I will never speak ill of service station food in the UK again. Andy ordered a macaroni cheese and was presented with a dish of dry, brown tubes, all the life completely sucked out of them. I ordered a burger, which to be fair was cooked freshly for me, but which was served with totally disgusting, overboiled and totally inedible 'mixed vegetables'. We paid 20 euros for the privilege. When Andy plucked up the courage to take his macaroni back, trying to work out how to explain in French that he simply couldn't eat it, he began by saying, 'I'm sorry it's....' At which point the lady jumped in and said 'awful, I know. What would you like instead?'

Unfortunately, the evening got worse before it got better. We missed our turning on the way home and ended up at a Swiss border we didn't have permission to cross, or else we would end up on the Swiss motorway without a pass. On the approach, we were flashed by a speed camera. We then did an illegal u-turn in front of the police and had to drive 10km in the wrong direction before we could turn around and head for the correct turning.

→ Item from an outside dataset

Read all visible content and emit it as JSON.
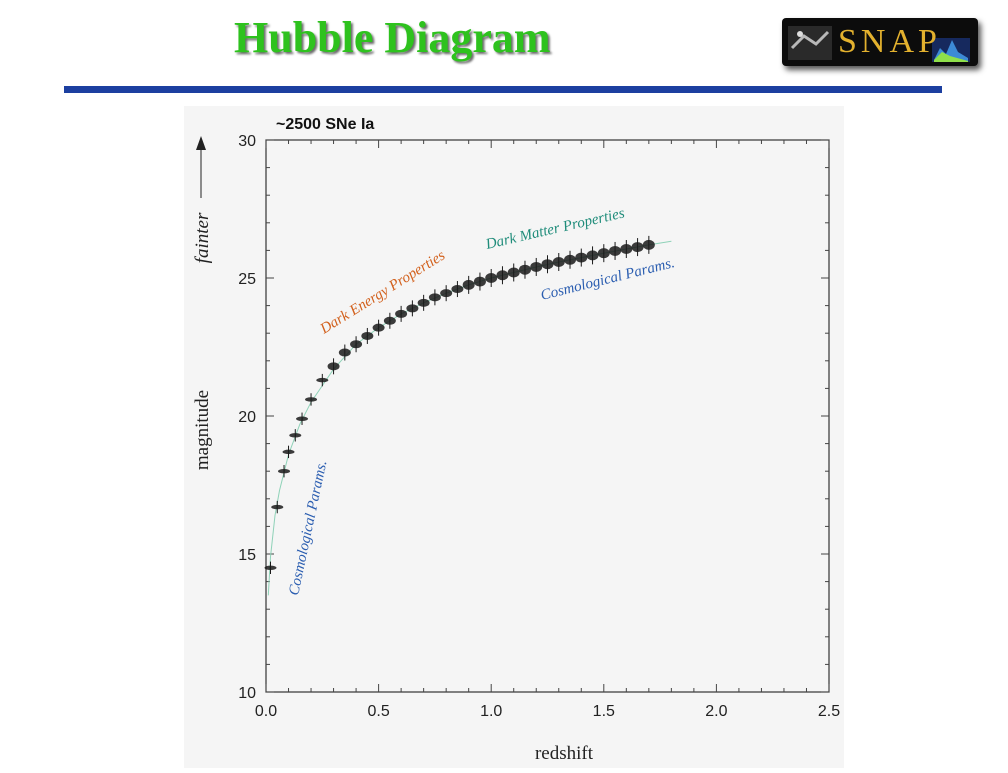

In turn, this meant we had to pay the motorway toll (pĂ©age) in both directions for 20km of road we didn't intend to travel upon. We're interested to see if the Swiss motorway authorities manage to track our car down to our UK address to send us the speeding ticket... Andy says, 'Of course they will. They're Swiss.'

1 comment:

  1. Great stuff! But Andy's right: the Swiss police will track you down. Thirty years ago, they tracked my father down via Interpol to pay a parking fine.